I have another four days left to finish the book and publish it to the SoFoBoMo site. I will make it available here as well on the “free ebook” page as well at the same time. Now, back to the business of flying.
I took this photo yesterday while on a walk through the hills about seven kilometres from my home. This particular magpie was perched on a rock on the side of a hill and I was able to get within fifteen feet of him allowing me to take a number of satisfactory images. When I shewed him off, he went down to the valley allowing me to get this photo of him as I was then higher than him on the slope of the hill.

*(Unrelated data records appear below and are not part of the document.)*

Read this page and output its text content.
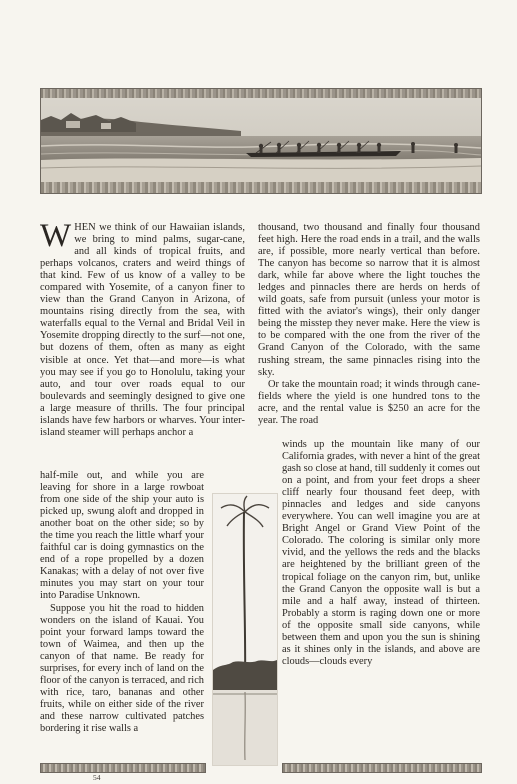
WHEN we think of our Hawaiian islands, we bring to mind palms, sugar-cane, and all kinds of tropical fruits, and perhaps volcanos, craters and weird things of that kind. Few of us know of a valley to be compared with Yosemite, of a canyon finer to view than the Grand Canyon in Arizona, of mountains rising directly from the sea, with waterfalls equal to the Vernal and Bridal Veil in Yosemite dropping directly to the surf—not one, but dozens of them, often as many as eight visible at once. Yet that—and more—is what you may see if you go to Honolulu, taking your auto, and tour over roads equal to our boulevards and seemingly designed to give one a large measure of thrills. The four principal islands have few harbors or wharves. Your inter-island steamer will perhaps anchor a

half-mile out, and while you are leaving for shore in a large rowboat from one side of the ship your auto is picked up, swung aloft and dropped in another boat on the other side; so by the time you reach the little wharf your faithful car is doing gymnastics on the end of a rope propelled by a dozen Kanakas; with a delay of not over five minutes you may start on your tour into Paradise Unknown.

Suppose you hit the road to hidden wonders on the island of Kauai. You point your forward lamps toward the town of Waimea, and then up the canyon of that name. Be ready for surprises, for every inch of land on the floor of the canyon is terraced, and rich with rice, taro, bananas and other fruits, while on either side of the river and these narrow cultivated patches bordering it rise walls a

thousand, two thousand and finally four thousand feet high. Here the road ends in a trail, and the walls are, if possible, more nearly vertical than before. The canyon has become so narrow that it is almost dark, while far above where the light touches the ledges and pinnacles there are herds on herds of wild goats, safe from pursuit (unless your motor is fitted with the aviator's wings), their only danger being the misstep they never make. Here the view is to be compared with the one from the river of the Grand Canyon of the Colorado, with the same rushing stream, the same pinnacles rising into the sky.

Or take the mountain road; it winds through cane-fields where the yield is one hundred tons to the acre, and the rental value is $250 an acre for the year. The road

winds up the mountain like many of our California grades, with never a hint of the great gash so close at hand, till suddenly it comes out on a point, and from your feet drops a sheer cliff nearly four thousand feet deep, with pinnacles and ledges and side canyons everywhere. You can well imagine you are at Bright Angel or Grand View Point of the Colorado. The coloring is similar only more vivid, and the yellows the reds and the blacks are heightened by the brilliant green of the tropical foliage on the canyon rim, but, unlike the Grand Canyon the opposite wall is but a mile and a half away, instead of thirteen. Probably a storm is raging down one or more of the opposite small side canyons, while between them and upon you the sun is shining as it shines only in the islands, and above are clouds—clouds every

54
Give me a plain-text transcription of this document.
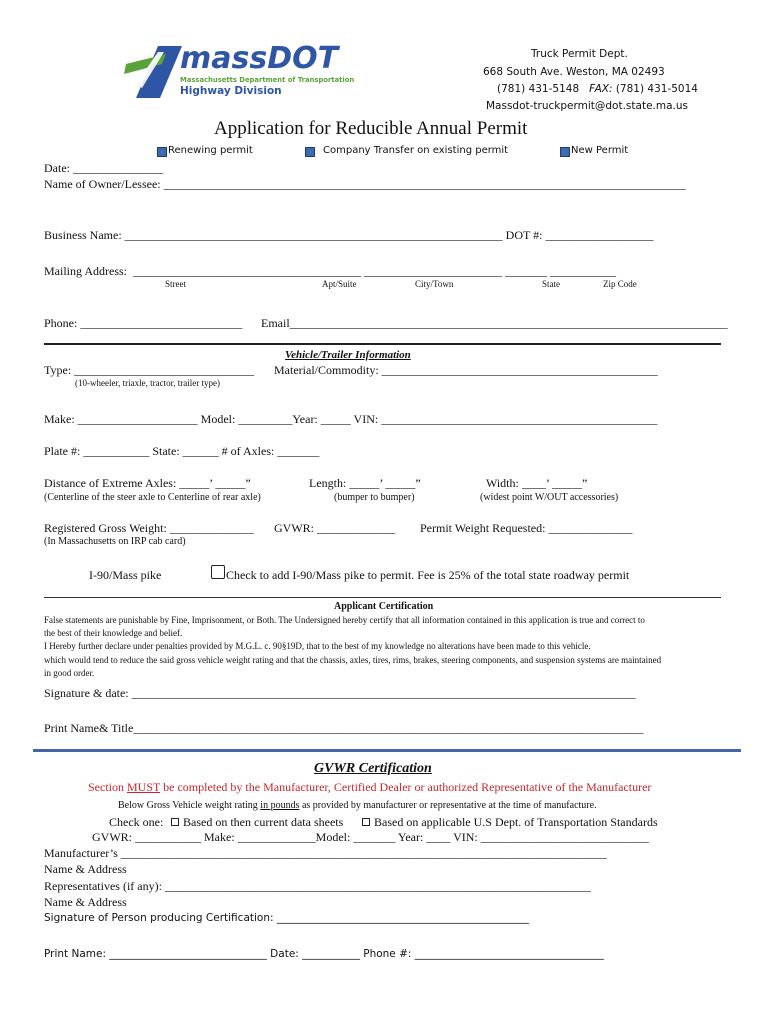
massDOT
Massachusetts Department of Transportation
Highway Division
Truck Permit Dept.
668 South Ave. Weston, MA 02493
(781) 431-5148 FAX: (781) 431-5014
Massdot-truckpermit@dot.state.ma.us
Application for Reducible Annual Permit
Renewing permit	Company Transfer on existing permit	New Permit
Date: _______________
Name of Owner/Lessee: _______________________________________________________________________________________
Business Name: _______________________________________________________________ DOT #: __________________
Mailing Address: ______________________________________ _______________________ _______ ___________
Street	Apt/Suite	City/Town	State	Zip Code
Phone: ___________________________ Email_________________________________________________________________________
Vehicle/Trailer Information
Type: ______________________________ Material/Commodity: ______________________________________________
(10-wheeler, triaxle, tractor, trailer type)
Make: ____________________ Model: _________Year: _____ VIN: ______________________________________________
Plate #: ___________ State: ______ # of Axles: _______
Distance of Extreme Axles: _____’ _____”	Length: _____’ _____”	Width: ____’ _____”
(Centerline of the steer axle to Centerline of rear axle)	(bumper to bumper)	(widest point W/OUT accessories)
Registered Gross Weight: ______________ GVWR: _____________ Permit Weight Requested: ______________
(In Massachusetts on IRP cab card)
I-90/Mass pike	Check to add I-90/Mass pike to permit. Fee is 25% of the total state roadway permit
Applicant Certification
False statements are punishable by Fine, Imprisonment, or Both. The Undersigned hereby certify that all information contained in this application is true and correct to
the best of their knowledge and belief.
I Hereby further declare under penalties provided by M.G.L. c. 90§19D, that to the best of my knowledge no alterations have been made to this vehicle.
which would tend to reduce the said gross vehicle weight rating and that the chassis, axles, tires, rims, brakes, steering components, and suspension systems are maintained
in good order.
Signature & date: ____________________________________________________________________________________
Print Name& Title_____________________________________________________________________________________
GVWR Certification
Section MUST be completed by the Manufacturer, Certified Dealer or authorized Representative of the Manufacturer
Below Gross Vehicle weight rating in pounds as provided by manufacturer or representative at the time of manufacture.
Check one: Based on then current data sheets	Based on applicable U.S Dept. of Transportation Standards
GVWR: ___________ Make: _____________Model: _______ Year: ____ VIN: ____________________________
Manufacturer’s _________________________________________________________________________________
Name & Address
Representatives (if any): _______________________________________________________________________
Name & Address
Signature of Person producing Certification: ________________________________________________
Print Name: ______________________________ Date: ___________ Phone #: ____________________________________
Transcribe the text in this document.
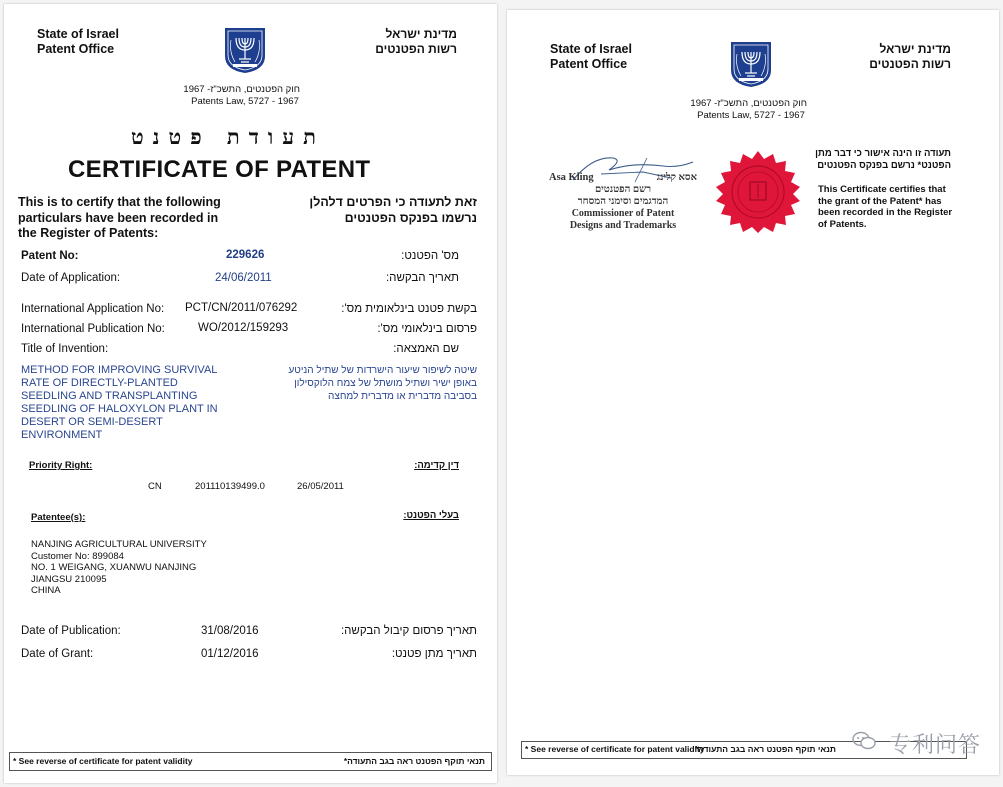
State of Israel
Patent Office
מדינת ישראל
רשות הפטנטים
חוק הפטנטים, התשכ"ז- 1967
Patents Law, 5727 - 1967
תעודת פטנט
CERTIFICATE OF PATENT
This is to certify that the following
particulars have been recorded in
the Register of Patents:
זאת לתעודה כי הפרטים דלהלן
נרשמו בפנקס הפטנטים
Patent No:	229626	מס' הפטנט:
Date of Application:	24/06/2011	תאריך הבקשה:
International Application No: PCT/CN/2011/076292	בקשת פטנט בינלאומית מס':
International Publication No:	WO/2012/159293	פרסום בינלאומי מס':
Title of Invention:	שם האמצאה:
METHOD FOR IMPROVING SURVIVAL
RATE OF DIRECTLY-PLANTED
SEEDLING AND TRANSPLANTING
SEEDLING OF HALOXYLON PLANT IN
DESERT OR SEMI-DESERT
ENVIRONMENT
שיטה לשיפור שיעור הישרדות של שתיל הניטע
באופן ישיר ושתיל מושתל של צמח הלוקסילון
בסביבה מדברית או מדברית למחצה
Priority Right:	דין קדימה:
CN	201110139499.0	26/05/2011
Patentee(s):	בעלי הפטנט:
NANJING AGRICULTURAL UNIVERSITY
Customer No: 899084
NO. 1 WEIGANG, XUANWU NANJING
JIANGSU 210095
CHINA
Date of Publication:	31/08/2016	תאריך פרסום קיבול הבקשה:
Date of Grant:	01/12/2016	תאריך מתן פטנט:
* See reverse of certificate for patent validity	תנאי תוקף הפטנט ראה בגב התעודה*
State of Israel
Patent Office
מדינת ישראל
רשות הפטנטים
חוק הפטנטים, התשכ"ז- 1967
Patents Law, 5727 - 1967
Asa Kling	אסא קלינג
רשם הפטנטים
המדגמים וסימני המסחר
Commissioner of Patent
Designs and Trademarks
תעודה זו הינה אישור כי דבר מתן
הפטנט* נרשם בפנקס הפטנטים
This Certificate certifies that
the grant of the Patent* has
been recorded in the Register
of Patents.
* See reverse of certificate for patent validity
תנאי תוקף הפטנט ראה בגב התעודה*	专利问答
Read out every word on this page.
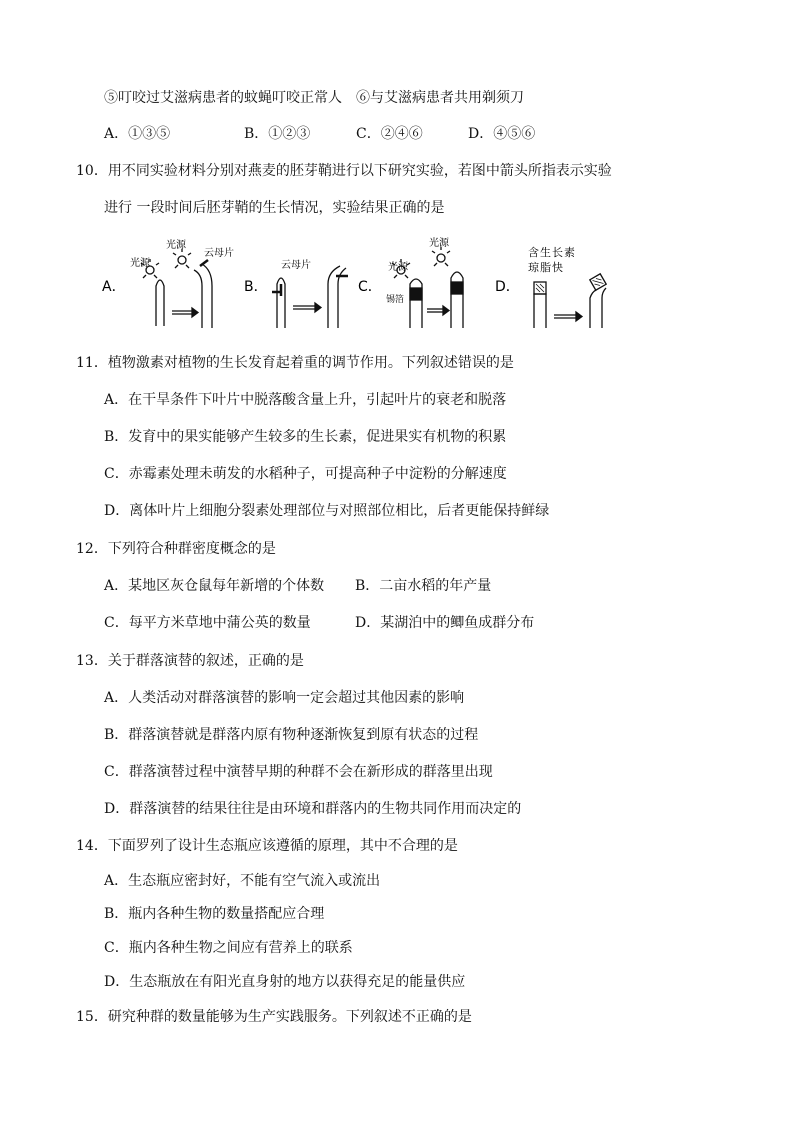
⑤叮咬过艾滋病患者的蚊蝇叮咬正常人　⑥与艾滋病患者共用剃须刀
A．①③⑤	B．①②③	C．②④⑥	D．④⑤⑥
10．用不同实验材料分别对燕麦的胚芽鞘进行以下研究实验，若图中箭头所指表示实验
进行 一段时间后胚芽鞘的生长情况，实验结果正确的是
A．	B．	C．	D．
光源
光源
云母片
云母片	光源
光源
锡箔
含生长素
琼脂快
11．植物激素对植物的生长发育起着重的调节作用。下列叙述错误的是
A．在干旱条件下叶片中脱落酸含量上升，引起叶片的衰老和脱落
B．发育中的果实能够产生较多的生长素，促进果实有机物的积累
C．赤霉素处理未萌发的水稻种子，可提高种子中淀粉的分解速度
D．离体叶片上细胞分裂素处理部位与对照部位相比，后者更能保持鲜绿
12．下列符合种群密度概念的是
A．某地区灰仓鼠每年新增的个体数 B．二亩水稻的年产量
C．每平方米草地中蒲公英的数量	D．某湖泊中的鲫鱼成群分布
13．关于群落演替的叙述，正确的是
A．人类活动对群落演替的影响一定会超过其他因素的影响
B．群落演替就是群落内原有物种逐渐恢复到原有状态的过程
C．群落演替过程中演替早期的种群不会在新形成的群落里出现
D．群落演替的结果往往是由环境和群落内的生物共同作用而决定的
14．下面罗列了设计生态瓶应该遵循的原理，其中不合理的是
A．生态瓶应密封好，不能有空气流入或流出
B．瓶内各种生物的数量搭配应合理
C．瓶内各种生物之间应有营养上的联系
D．生态瓶放在有阳光直身射的地方以获得充足的能量供应
15．研究种群的数量能够为生产实践服务。下列叙述不正确的是
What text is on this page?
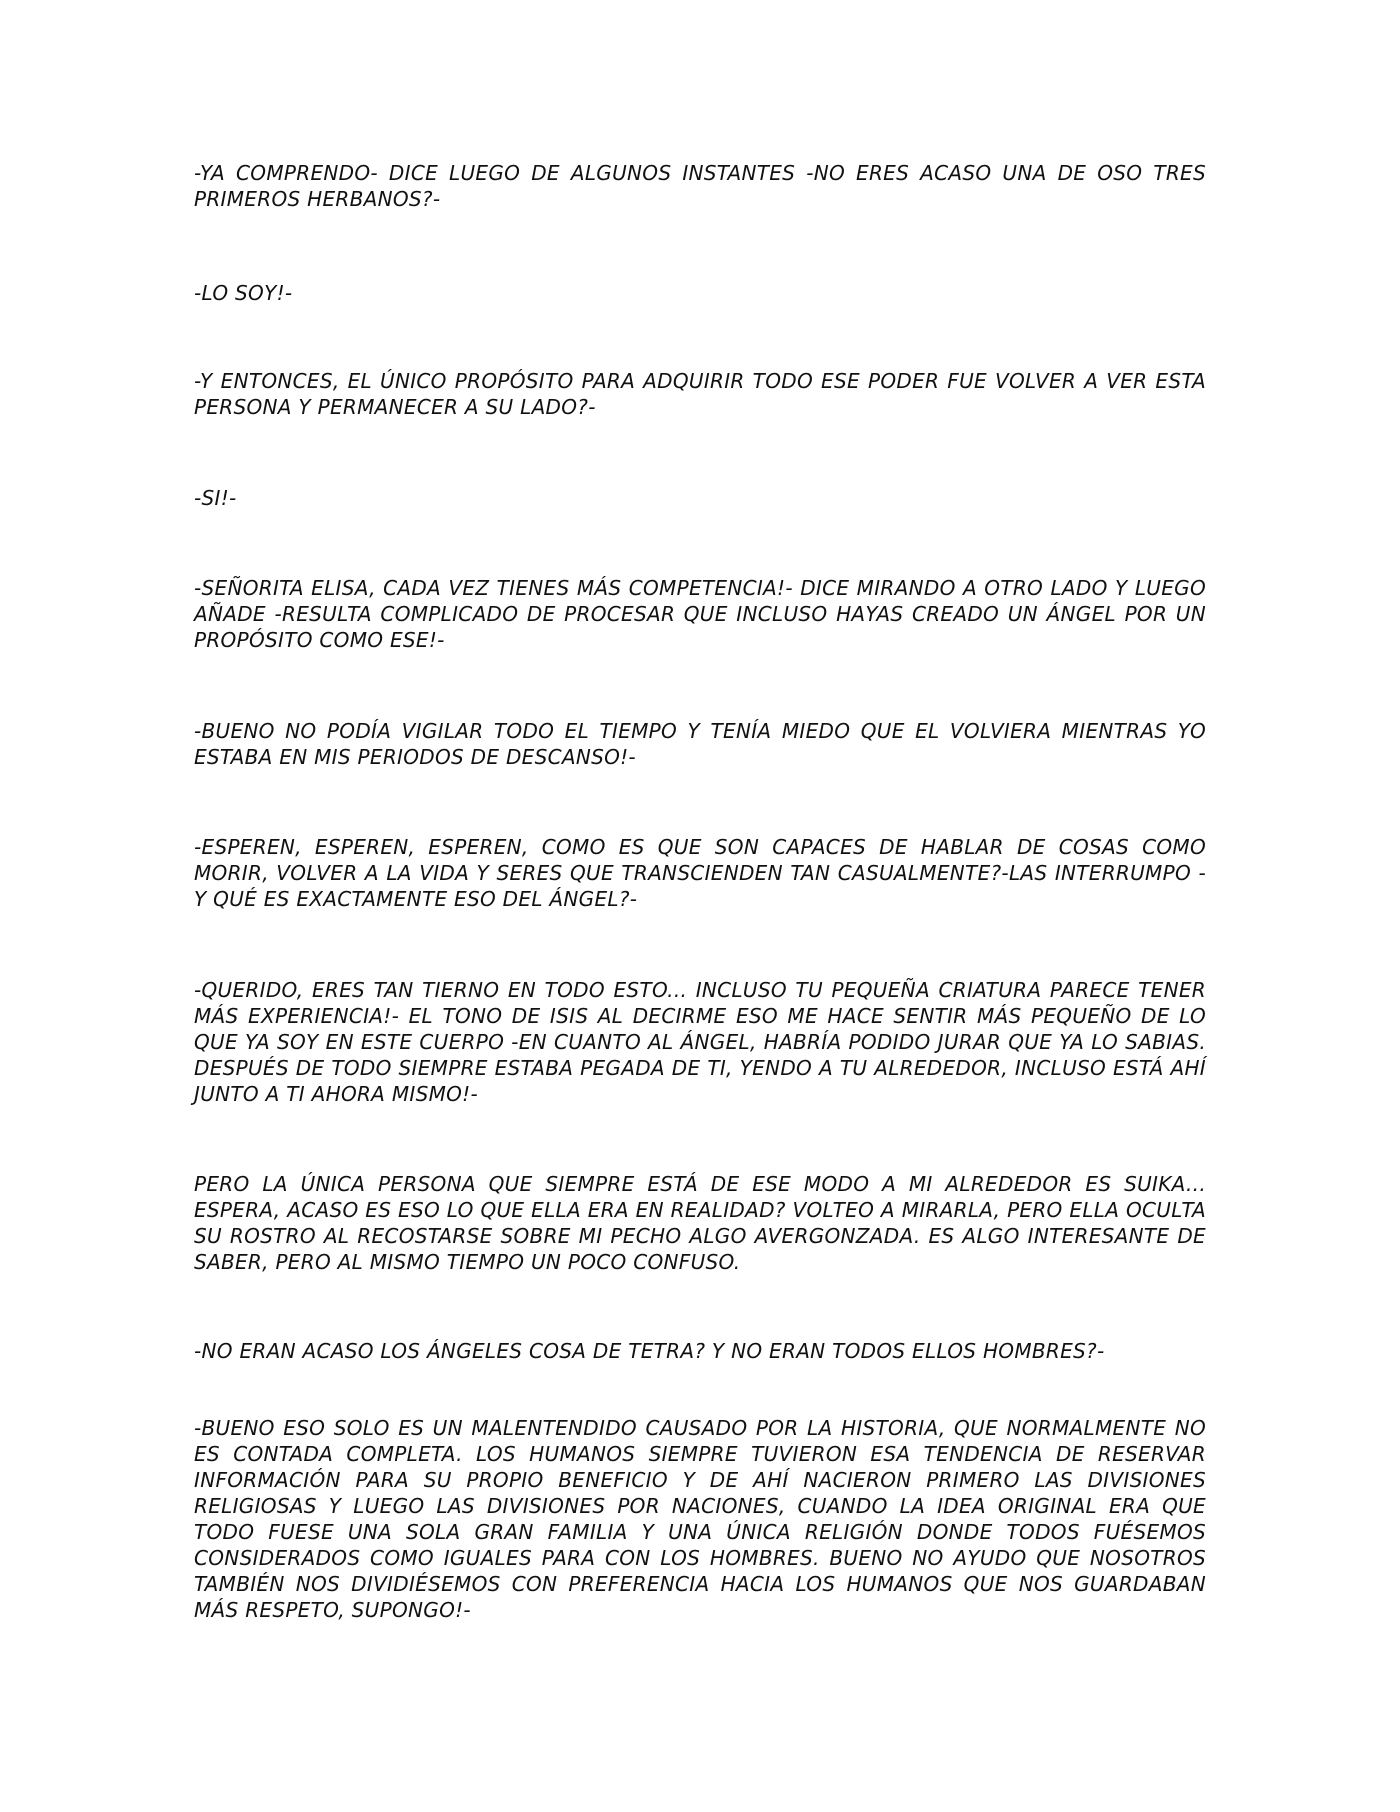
-YA COMPRENDO- DICE LUEGO DE ALGUNOS INSTANTES -NO ERES ACASO UNA DE OSO TRES PRIMEROS HERBANOS?-

-LO SOY!-

-Y ENTONCES, EL ÚNICO PROPÓSITO PARA ADQUIRIR TODO ESE PODER FUE VOLVER A VER ESTA PERSONA Y PERMANECER A SU LADO?-

-SI!-

-SEÑORITA ELISA, CADA VEZ TIENES MÁS COMPETENCIA!- DICE MIRANDO A OTRO LADO Y LUEGO AÑADE -RESULTA COMPLICADO DE PROCESAR QUE INCLUSO HAYAS CREADO UN ÁNGEL POR UN PROPÓSITO COMO ESE!-

-BUENO NO PODÍA VIGILAR TODO EL TIEMPO Y TENÍA MIEDO QUE EL VOLVIERA MIENTRAS YO ESTABA EN MIS PERIODOS DE DESCANSO!-

-ESPEREN, ESPEREN, ESPEREN, COMO ES QUE SON CAPACES DE HABLAR DE COSAS COMO MORIR, VOLVER A LA VIDA Y SERES QUE TRANSCIENDEN TAN CASUALMENTE?-LAS INTERRUMPO -Y QUÉ ES EXACTAMENTE ESO DEL ÁNGEL?-

-QUERIDO, ERES TAN TIERNO EN TODO ESTO... INCLUSO TU PEQUEÑA CRIATURA PARECE TENER MÁS EXPERIENCIA!- EL TONO DE ISIS AL DECIRME ESO ME HACE SENTIR MÁS PEQUEÑO DE LO QUE YA SOY EN ESTE CUERPO -EN CUANTO AL ÁNGEL, HABRÍA PODIDO JURAR QUE YA LO SABIAS. DESPUÉS DE TODO SIEMPRE ESTABA PEGADA DE TI, YENDO A TU ALREDEDOR, INCLUSO ESTÁ AHÍ JUNTO A TI AHORA MISMO!-

PERO LA ÚNICA PERSONA QUE SIEMPRE ESTÁ DE ESE MODO A MI ALREDEDOR ES SUIKA... ESPERA, ACASO ES ESO LO QUE ELLA ERA EN REALIDAD? VOLTEO A MIRARLA, PERO ELLA OCULTA SU ROSTRO AL RECOSTARSE SOBRE MI PECHO ALGO AVERGONZADA. ES ALGO INTERESANTE DE SABER, PERO AL MISMO TIEMPO UN POCO CONFUSO.

-NO ERAN ACASO LOS ÁNGELES COSA DE TETRA? Y NO ERAN TODOS ELLOS HOMBRES?-

-BUENO ESO SOLO ES UN MALENTENDIDO CAUSADO POR LA HISTORIA, QUE NORMALMENTE NO ES CONTADA COMPLETA. LOS HUMANOS SIEMPRE TUVIERON ESA TENDENCIA DE RESERVAR INFORMACIÓN PARA SU PROPIO BENEFICIO Y DE AHÍ NACIERON PRIMERO LAS DIVISIONES RELIGIOSAS Y LUEGO LAS DIVISIONES POR NACIONES, CUANDO LA IDEA ORIGINAL ERA QUE TODO FUESE UNA SOLA GRAN FAMILIA Y UNA ÚNICA RELIGIÓN DONDE TODOS FUÉSEMOS CONSIDERADOS COMO IGUALES PARA CON LOS HOMBRES. BUENO NO AYUDO QUE NOSOTROS TAMBIÉN NOS DIVIDIÉSEMOS CON PREFERENCIA HACIA LOS HUMANOS QUE NOS GUARDABAN MÁS RESPETO, SUPONGO!-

This photo was just one of a few that I have decided to include here as the day was perfect for revelling in the sunshine.
I have a serious start on my SoFoBoMo 2011 book project and have been busy with C,G. Jung’s Collected Works, Volume 9i, The Archetypes of the Collective Unconscious, as my reference source for the photo book project. As I envision my project, I am seeing the journey of individuation as a cycle, a circle within which one finds one’s self. This is the opening quotation for the book:
“Consciousness grows out of an unconscious psyche which is older than it, and which goes on functioning together with it or even in spite of it.” (Jung, CW 9i, paragraph 502)
Imagine the moment when a human is born to a mother, the moment when the self leaves the waters of the womb in order to begin a journey in an outer world. The journey is born out of the dark and wet womb. The self, though existing within the womb has no sense of self. In the light, with the passage of time and experiences, the self begins to differentiate from the environment, from the mother, and in the process learns about self as object, then as subject. The journey is of the self becoming conscious. But as one discovers, the journey cycles back towards the darkness and an apparent dimming of consciousness and finally death. This is a one way journey that has uncountable numbers of experiences going in uncountable numbers of directions. Yet, the final destination awaits. The self has to be reclaimed from the world of light.
We are born out of darkness and return to darkness, but in between, we have wings to fly as high as we dare.